あと周りにあるものといえば、調味料くらい。
(古老肉作れとな)
ちょうど猫猫が芋から作り出していた粉もある。まぶして肉を油で揚げるとよいかもしれない。
海老が冷えてしまうと思いつつも、燕燕は姚が怪我をしないようにじっと見ている。しかたなく猫猫が作ることにした。
「猫猫」
今度は姚が話しかけてきた。
「私、医官の道諦めないからね」
「女性は医官になれませんよ」
猫猫はあくまで嘘は言わない。
「でも、あなたは医官になるために必要なことを教えられているんでしょ?」
「……」
答えない、嘘を言わないとなれば無言しかない。
「私、あれから色々考えたの。羅漢さまの家で見つけた書物について」
あまり聞きたくない名前が出たがここで変な顔をしても仕方ないので静かに聞く。
「思想として受け入れがたいけど、おそらく医術に携わる者としては必要なことだって理解できるわ。そして、人体の構造を知る上での練習として、まず家畜から始めるのでしょう?」
敏い子というのは、同時に面倒くさい。おそらく知らなければ、知らないふりをしていればもっと平穏な道を選べるだろう。

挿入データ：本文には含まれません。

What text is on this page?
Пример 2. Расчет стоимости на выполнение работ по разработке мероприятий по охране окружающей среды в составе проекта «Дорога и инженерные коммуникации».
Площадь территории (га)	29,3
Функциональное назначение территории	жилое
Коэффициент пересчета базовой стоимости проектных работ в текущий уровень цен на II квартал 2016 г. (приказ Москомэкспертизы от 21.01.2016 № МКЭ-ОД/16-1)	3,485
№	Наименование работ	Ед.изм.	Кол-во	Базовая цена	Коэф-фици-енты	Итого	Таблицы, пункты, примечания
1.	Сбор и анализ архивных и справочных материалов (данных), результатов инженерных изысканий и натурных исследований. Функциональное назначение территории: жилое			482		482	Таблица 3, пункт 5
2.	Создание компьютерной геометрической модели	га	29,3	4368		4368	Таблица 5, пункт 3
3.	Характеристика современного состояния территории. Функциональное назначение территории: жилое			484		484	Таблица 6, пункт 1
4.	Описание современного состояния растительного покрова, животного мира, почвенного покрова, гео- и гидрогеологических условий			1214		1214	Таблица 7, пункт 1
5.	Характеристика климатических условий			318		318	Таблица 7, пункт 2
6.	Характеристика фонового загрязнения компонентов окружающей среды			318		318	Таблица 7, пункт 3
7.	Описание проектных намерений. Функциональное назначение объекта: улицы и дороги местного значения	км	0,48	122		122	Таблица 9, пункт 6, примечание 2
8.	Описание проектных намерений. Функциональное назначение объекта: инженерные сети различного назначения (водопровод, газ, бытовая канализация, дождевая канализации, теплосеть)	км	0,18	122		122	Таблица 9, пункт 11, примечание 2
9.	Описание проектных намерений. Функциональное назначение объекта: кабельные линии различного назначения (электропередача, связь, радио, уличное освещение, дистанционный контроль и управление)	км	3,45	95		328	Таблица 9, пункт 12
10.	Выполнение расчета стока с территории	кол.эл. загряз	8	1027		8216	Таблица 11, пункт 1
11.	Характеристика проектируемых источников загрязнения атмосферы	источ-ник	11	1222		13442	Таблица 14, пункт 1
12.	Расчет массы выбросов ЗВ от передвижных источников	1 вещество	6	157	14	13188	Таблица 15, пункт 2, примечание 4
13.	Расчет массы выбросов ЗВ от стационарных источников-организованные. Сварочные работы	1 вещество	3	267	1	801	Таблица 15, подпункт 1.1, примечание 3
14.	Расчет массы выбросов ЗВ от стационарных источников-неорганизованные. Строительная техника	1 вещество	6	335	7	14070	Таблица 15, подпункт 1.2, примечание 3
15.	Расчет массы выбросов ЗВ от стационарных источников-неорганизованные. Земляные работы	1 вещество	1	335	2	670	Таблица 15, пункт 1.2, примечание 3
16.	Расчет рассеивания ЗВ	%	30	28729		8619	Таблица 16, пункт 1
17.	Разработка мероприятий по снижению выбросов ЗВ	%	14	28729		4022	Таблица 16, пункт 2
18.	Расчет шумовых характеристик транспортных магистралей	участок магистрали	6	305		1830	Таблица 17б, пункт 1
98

猫猫が思う位なら、燕燕なら尚更だ。姚に幸せになってほしいと思っているはずだ。
しかし、医官と同じことを学ぶとなれば、彼女の道に平穏な幸せは遠ざかってしまう。
「……姚さん。医者というのは、時に人を切り刻むことがある仕事です。妊婦の母体と子が危ないと言われて、子を優先させるとなれば妊婦の胎を裂くこともあります。切らないでくれと懇願する患者の手足を麻酔無しに切り落とすこともあるでしょう。飛び出たはらわたを押し込み、腹の皮を縫い付けることだってありますよ」
「わかっているわ」
「血なまぐさい職につくことで、一生誰とも添い遂げられないかもしれませんよ。血は不浄として、嫌われます。余程、物好きでないと近寄ってこないですよ」
「たかだか血に怯えるような肝の小さい男ならこちらから願い下げよ。そうよね、燕燕」
「お、お嬢さま」
普段、あれほど姚に男を近づけないようにしている燕燕だが複雑な顔をしている。
「あっ、切れた。大根の皮むきって実は難しい?」
「難しいですよ」
「燕燕は牡丹の花を作って飾っているのに」
「燕燕さんは特別だと思います」
猫猫は正直に答えると、芋粉をまぶした肉をたっぷりの油で揚げるように炒めた。
姚は千切れ千切れの大根に唇を尖らせながら、果敢に挑戦している。
海老を口にできるのはもう少し後のようである。